沙德在美国《国家》(The Nation)杂志发表的文章中引用现代病理学之父鲁道夫·威尔啸(Rudolf Virshow)的说法,将流行病分为自然流行病和人工流行病。前者影响任何社会阶层,后者则主要影响穷人。换句话说,很多健康问题其实也是社会问题。
大众对宣传反感,一方面是这些旨在提高人们对心理疾病认知的宣传对他们没有用。很多人不是不知道心理疾病的存在,而是缺少就医的渠道和资源。比如在美国,很多心理医生不接受保险,一次心理治疗的花费就可能150美元,精神病专家则要250美元。一些接受保险的地方也要自掏几十美元。很多美国人平常没有攒钱的习惯,账户余额很多不到400美元。

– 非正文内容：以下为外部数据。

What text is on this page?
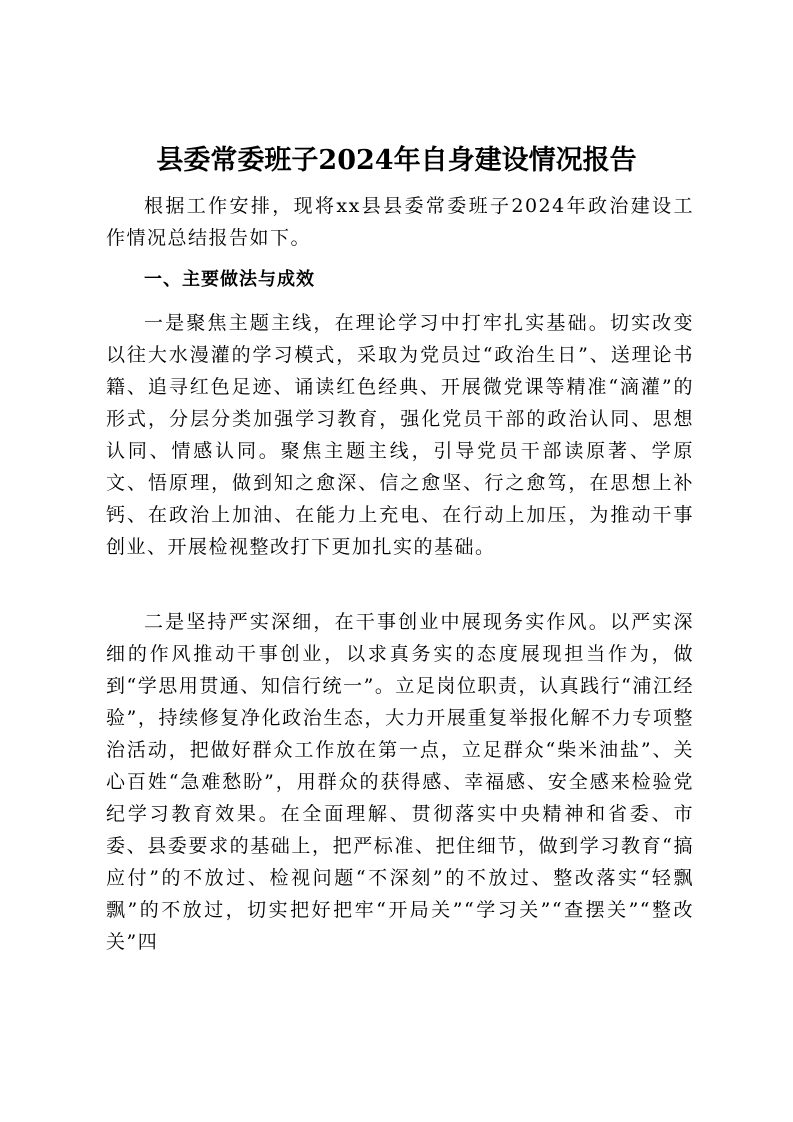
县委常委班子2024年自身建设情况报告
根据工作安排，现将xx县县委常委班子2024年政治建设工作情况总结报告如下。
一、主要做法与成效
一是聚焦主题主线，在理论学习中打牢扎实基础。切实改变以往大水漫灌的学习模式，采取为党员过“政治生日”、送理论书籍、追寻红色足迹、诵读红色经典、开展微党课等精准“滴灌”的形式，分层分类加强学习教育，强化党员干部的政治认同、思想认同、情感认同。聚焦主题主线，引导党员干部读原著、学原文、悟原理，做到知之愈深、信之愈坚、行之愈笃，在思想上补钙、在政治上加油、在能力上充电、在行动上加压，为推动干事创业、开展检视整改打下更加扎实的基础。
二是坚持严实深细，在干事创业中展现务实作风。以严实深细的作风推动干事创业，以求真务实的态度展现担当作为，做到“学思用贯通、知信行统一”。立足岗位职责，认真践行“浦江经验”，持续修复净化政治生态，大力开展重复举报化解不力专项整治活动，把做好群众工作放在第一点，立足群众“柴米油盐”、关心百姓“急难愁盼”，用群众的获得感、幸福感、安全感来检验党纪学习教育效果。在全面理解、贯彻落实中央精神和省委、市委、县委要求的基础上，把严标准、把住细节，做到学习教育“搞应付”的不放过、检视问题“不深刻”的不放过、整改落实“轻飘飘”的不放过，切实把好把牢“开局关”“学习关”“查摆关”“整改关”四
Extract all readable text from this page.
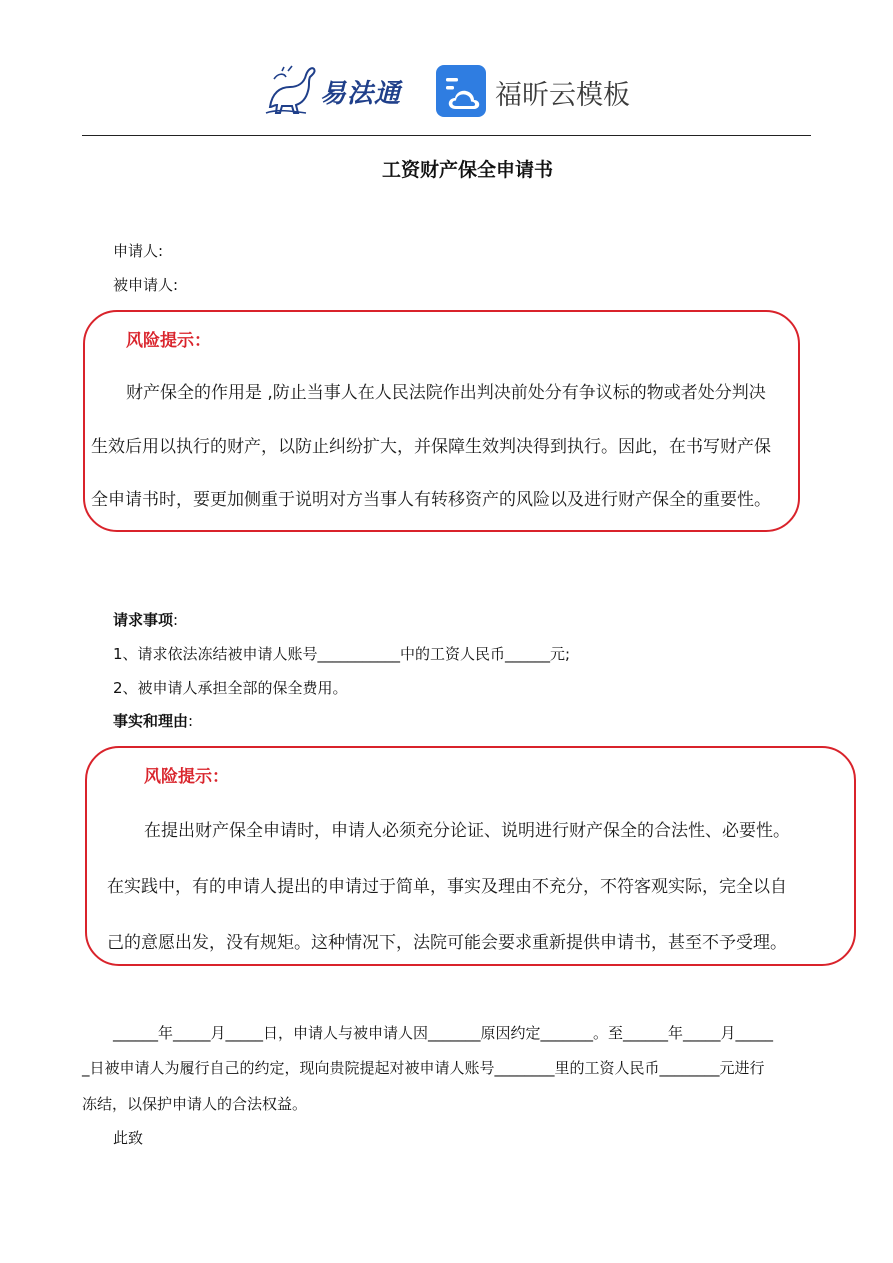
易法通	福昕云模板
工资财产保全申请书
申请人:
被申请人:
风险提示：
财产保全的作用是 ,防止当事人在人民法院作出判决前处分有争议标的物或者处分判决
生效后用以执行的财产，以防止纠纷扩大，并保障生效判决得到执行。因此，在书写财产保
全申请书时，要更加侧重于说明对方当事人有转移资产的风险以及进行财产保全的重要性。
请求事项:
1、请求依法冻结被申请人账号___________中的工资人民币______元;
2、被申请人承担全部的保全费用。
事实和理由:
风险提示：
在提出财产保全申请时，申请人必须充分论证、说明进行财产保全的合法性、必要性。
在实践中，有的申请人提出的申请过于简单，事实及理由不充分，不符客观实际，完全以自
己的意愿出发，没有规矩。这种情况下，法院可能会要求重新提供申请书，甚至不予受理。
______年_____月_____日，申请人与被申请人因_______原因约定_______。至______年_____月_____
_日被申请人为履行自己的约定，现向贵院提起对被申请人账号________里的工资人民币________元进行
冻结，以保护申请人的合法权益。
此致
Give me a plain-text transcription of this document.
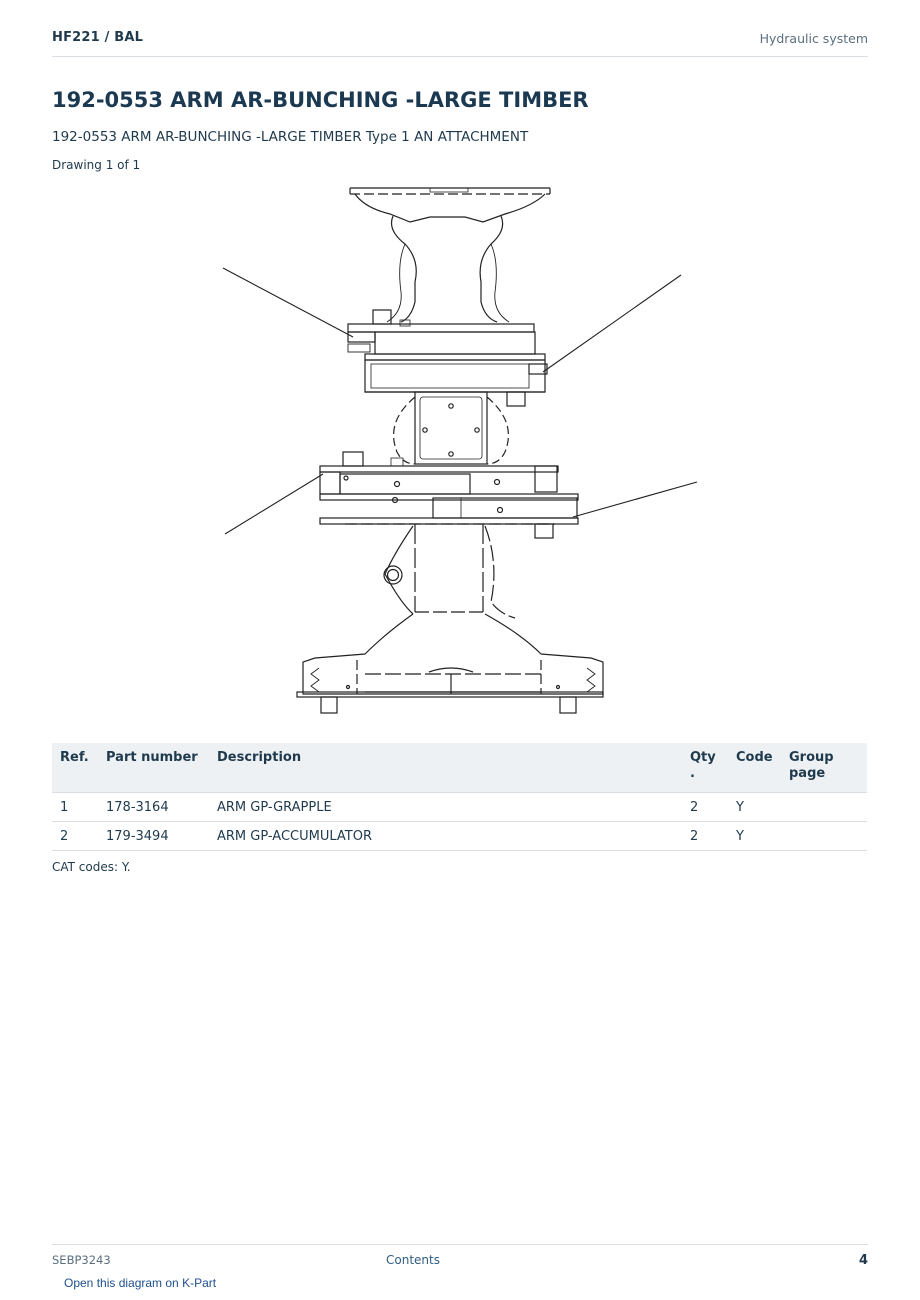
HF221 / BAL	Hydraulic system
192-0553 ARM AR-BUNCHING -LARGE TIMBER
192-0553 ARM AR-BUNCHING -LARGE TIMBER Type 1 AN ATTACHMENT
Drawing 1 of 1
Ref.	Part number	Description	Qty .	Code	Group page
1	178-3164	ARM GP-GRAPPLE	2	Y	
2	179-3494	ARM GP-ACCUMULATOR	2	Y	
CAT codes: Y.
SEBP3243	Contents	4
Open this diagram on K-Part
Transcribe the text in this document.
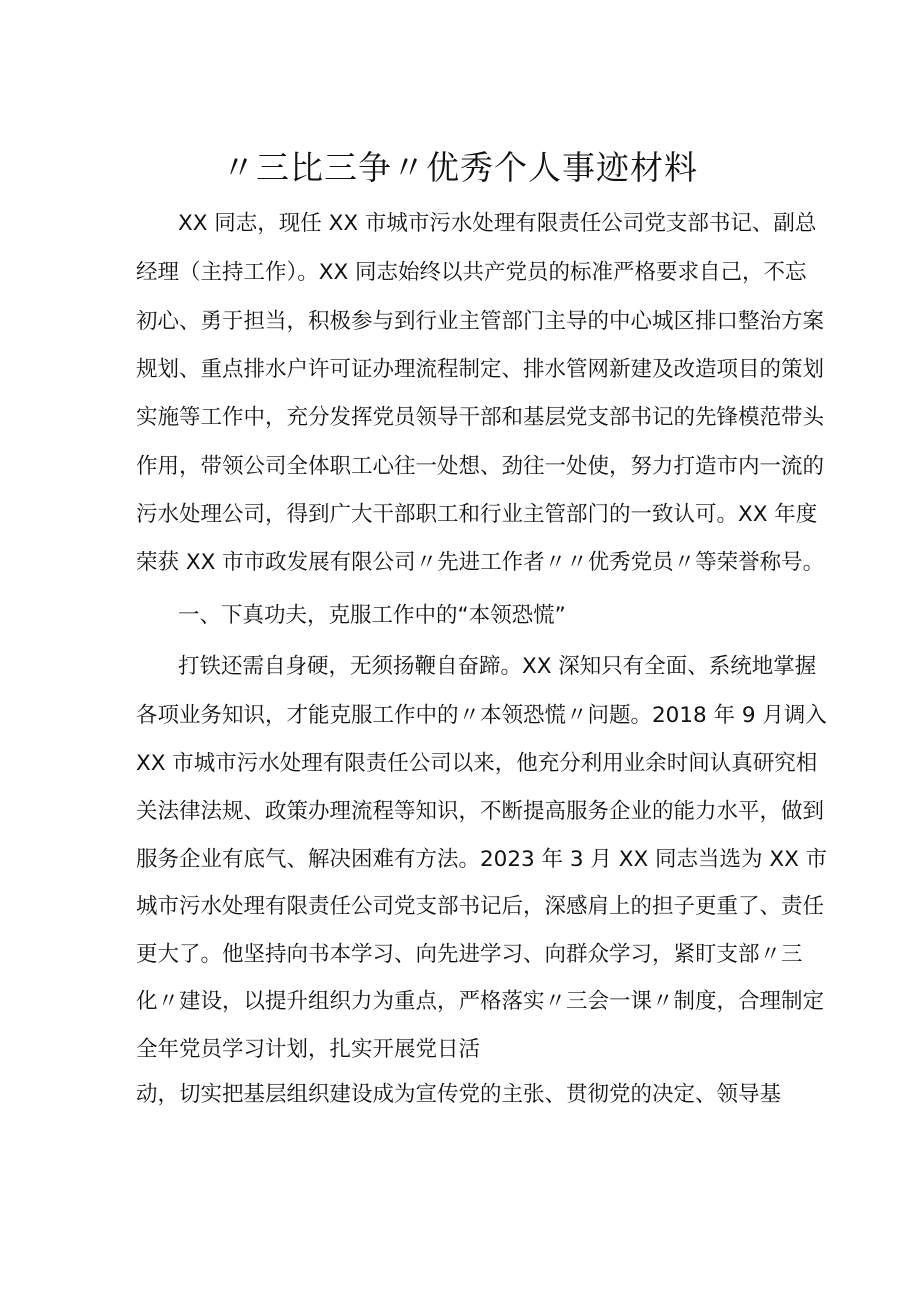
〃三比三争〃优秀个人事迹材料
XX 同志，现任 XX 市城市污水处理有限责任公司党支部书记、副总
经理（主持工作）。XX 同志始终以共产党员的标准严格要求自己，不忘
初心、勇于担当，积极参与到行业主管部门主导的中心城区排口整治方案
规划、重点排水户许可证办理流程制定、排水管网新建及改造项目的策划
实施等工作中，充分发挥党员领导干部和基层党支部书记的先锋模范带头
作用，带领公司全体职工心往一处想、劲往一处使，努力打造市内一流的
污水处理公司，得到广大干部职工和行业主管部门的一致认可。XX 年度
荣获 XX 市市政发展有限公司〃先进工作者〃〃优秀党员〃等荣誉称号。
一、下真功夫，克服工作中的“本领恐慌”
打铁还需自身硬，无须扬鞭自奋蹄。XX 深知只有全面、系统地掌握
各项业务知识，才能克服工作中的〃本领恐慌〃问题。2018 年 9 月调入
XX 市城市污水处理有限责任公司以来，他充分利用业余时间认真研究相
关法律法规、政策办理流程等知识，不断提高服务企业的能力水平，做到
服务企业有底气、解决困难有方法。2023 年 3 月 XX 同志当选为 XX 市
城市污水处理有限责任公司党支部书记后，深感肩上的担子更重了、责任
更大了。他坚持向书本学习、向先进学习、向群众学习，紧盯支部〃三
化〃建设，以提升组织力为重点，严格落实〃三会一课〃制度，合理制定
全年党员学习计划，扎实开展党日活
动，切实把基层组织建设成为宣传党的主张、贯彻党的决定、领导基
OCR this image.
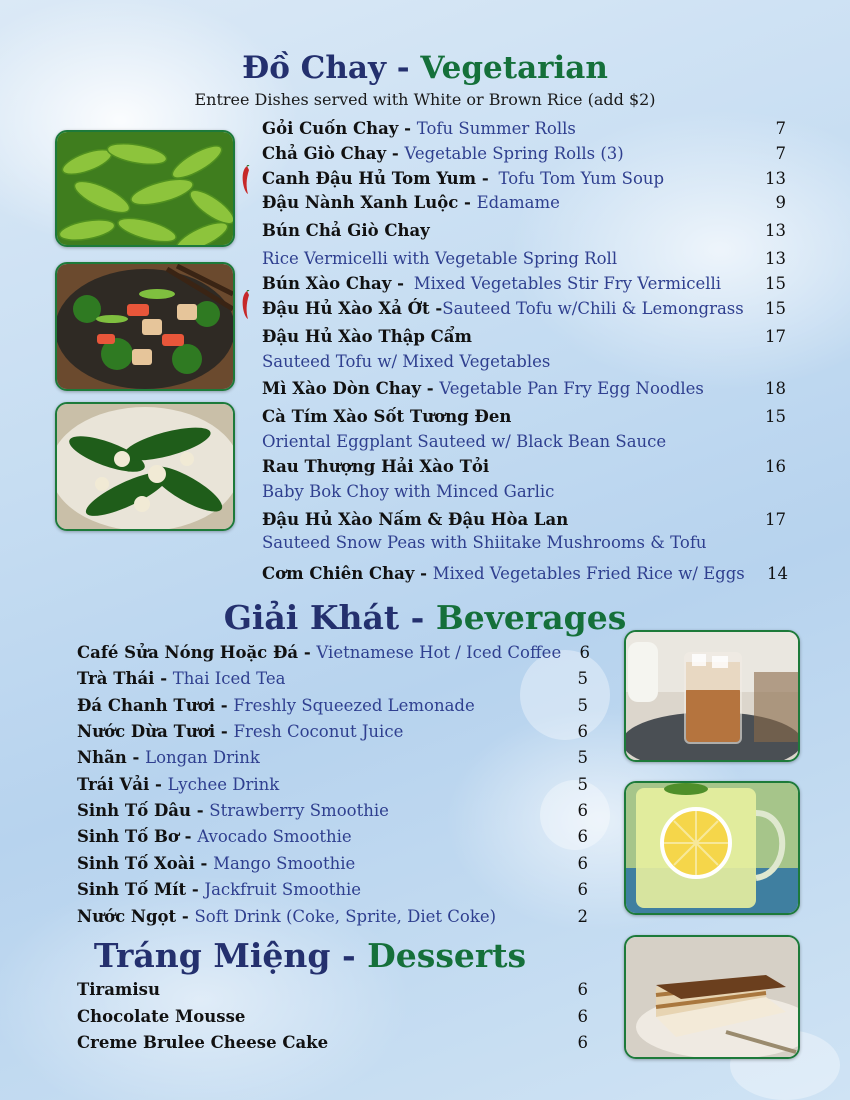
Đồ Chay - Vegetarian
Entree Dishes served with White or Brown Rice (add $2)
Gỏi Cuốn Chay - Tofu Summer Rolls	7
Chả Giò Chay - Vegetable Spring Rolls (3)	7
Canh Đậu Hủ Tom Yum - Tofu Tom Yum Soup	13
Đậu Nành Xanh Luộc - Edamame	9
Bún Chả Giò Chay	13
Rice Vermicelli with Vegetable Spring Roll	13
Bún Xào Chay - Mixed Vegetables Stir Fry Vermicelli	15
Đậu Hủ Xào Xả Ớt -Sauteed Tofu w/Chili & Lemongrass	15
Đậu Hủ Xào Thập Cẩm	17
Sauteed Tofu w/ Mixed Vegetables
Mì Xào Dòn Chay - Vegetable Pan Fry Egg Noodles	18
Cà Tím Xào Sốt Tương Đen	15
Oriental Eggplant Sauteed w/ Black Bean Sauce
Rau Thượng Hải Xào Tỏi	16
Baby Bok Choy with Minced Garlic
Đậu Hủ Xào Nấm & Đậu Hòa Lan	17
Sauteed Snow Peas with Shiitake Mushrooms & Tofu
Cơm Chiên Chay - Mixed Vegetables Fried Rice w/ Eggs	14
Giải Khát - Beverages
Café Sửa Nóng Hoặc Đá - Vietnamese Hot / Iced Coffee	6
Trà Thái - Thai Iced Tea	5
Đá Chanh Tươi - Freshly Squeezed Lemonade	5
Nước Dừa Tươi - Fresh Coconut Juice	6
Nhãn - Longan Drink	5
Trái Vải - Lychee Drink	5
Sinh Tố Dâu - Strawberry Smoothie	6
Sinh Tố Bơ - Avocado Smoothie	6
Sinh Tố Xoài - Mango Smoothie	6
Sinh Tố Mít - Jackfruit Smoothie	6
Nước Ngọt - Soft Drink (Coke, Sprite, Diet Coke)	2
Tráng Miệng - Desserts
Tiramisu	6
Chocolate Mousse	6
Creme Brulee Cheese Cake	6
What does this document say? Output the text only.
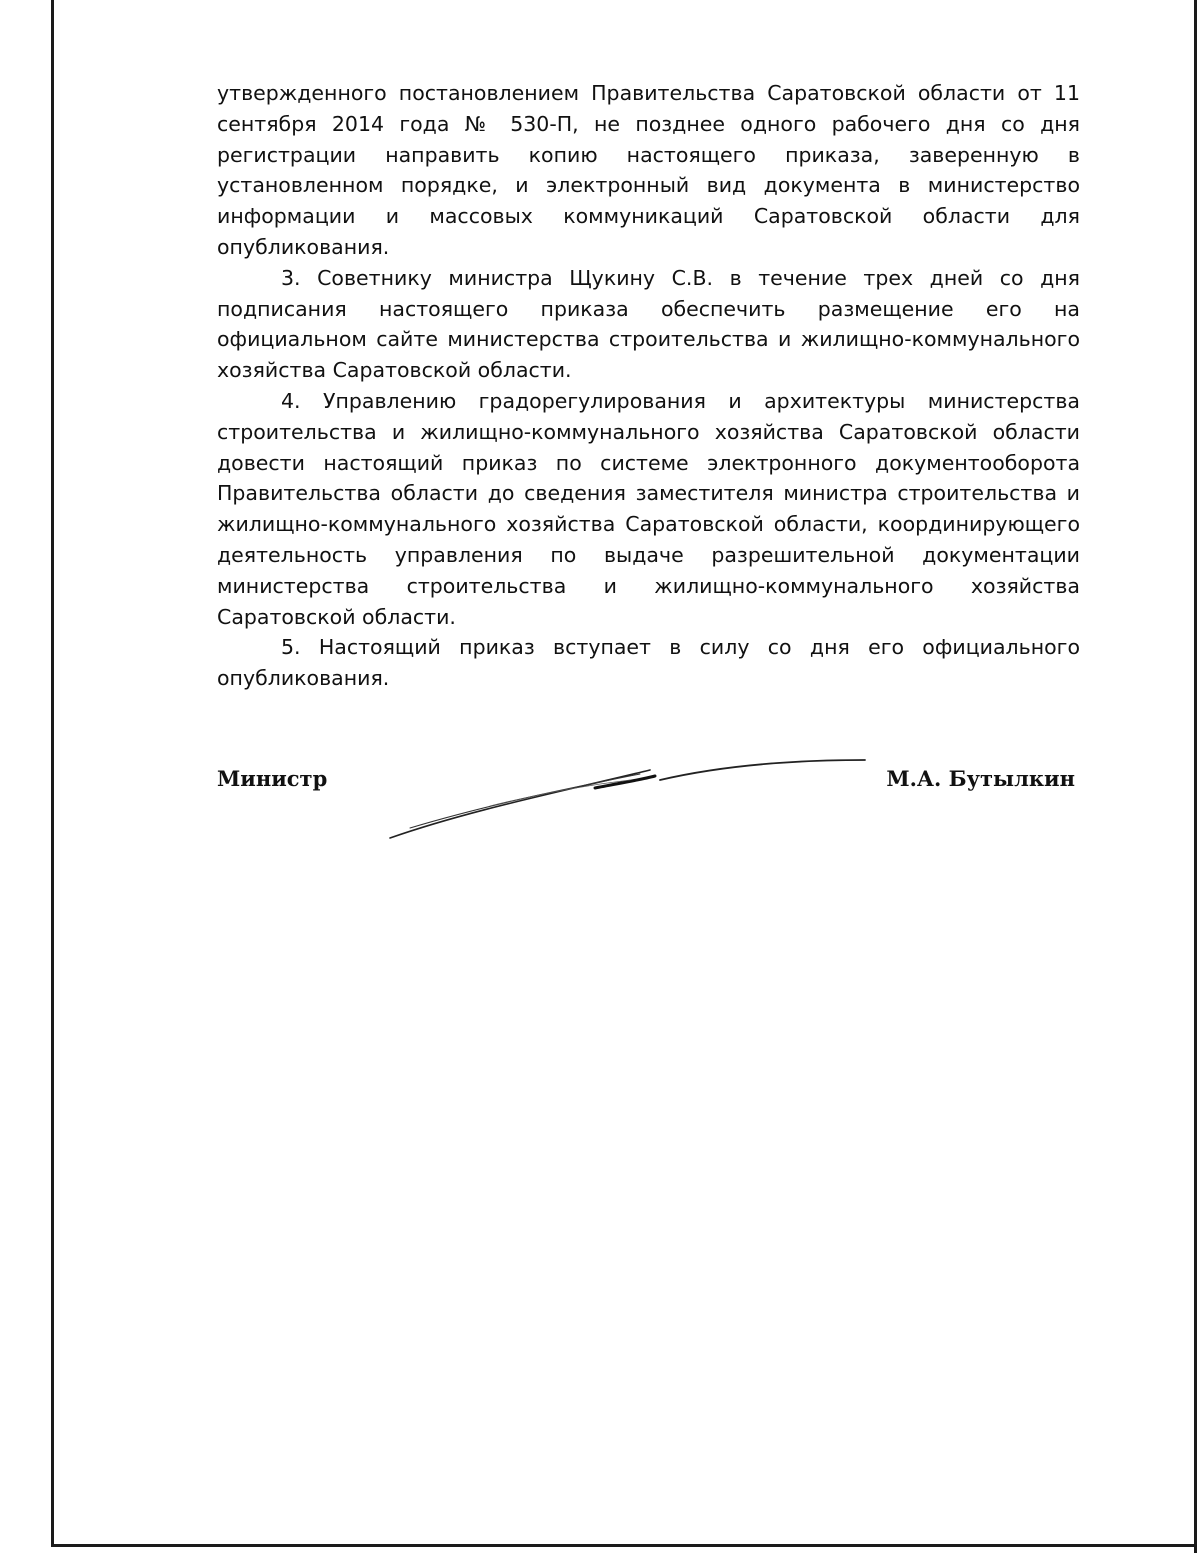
утвержденного постановлением Правительства Саратовской области от 11 сентября 2014 года № 530-П, не позднее одного рабочего дня со дня регистрации направить копию настоящего приказа, заверенную в установленном порядке, и электронный вид документа в министерство информации и массовых коммуникаций Саратовской области для опубликования.

3. Советнику министра Щукину С.В. в течение трех дней со дня подписания настоящего приказа обеспечить размещение его на официальном сайте министерства строительства и жилищно-коммунального хозяйства Саратовской области.

4. Управлению градорегулирования и архитектуры министерства строительства и жилищно-коммунального хозяйства Саратовской области довести настоящий приказ по системе электронного документооборота Правительства области до сведения заместителя министра строительства и жилищно-коммунального хозяйства Саратовской области, координирующего деятельность управления по выдаче разрешительной документации министерства строительства и жилищно-коммунального хозяйства Саратовской области.

5. Настоящий приказ вступает в силу со дня его официального опубликования.

Министр	М.А. Бутылкин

另一方面,其他诸如贫穷、失业、文化和种族冲突,以及迫在眉睫的气候危机,都是让人焦虑的问题,很多问题伴随一个人的一生,还会继续加剧。重大气候灾害会给群体带来深远的精神心理创伤。这些并不是提高人们对心理疾病的认识就能够解决的。
自从1977年美国心理病学和精神病学家乔治·恩格尔(George Engel)提出生物-心理-社会医学模式以来,社会因素对身体和心理健康的重要性愈加明显。不管是身体疾病还是心理疾病,仅仅当成是一个医疗保健问题,是把社会问题医学化。
单纯靠宣传活动和教育依然会存在一些无法解决的心理健康危机问题。虽然存在一些争议,但质疑的人也认为精神心理健康宣传有积极的方面,像世界精神卫生日这样的活动还会继续下去。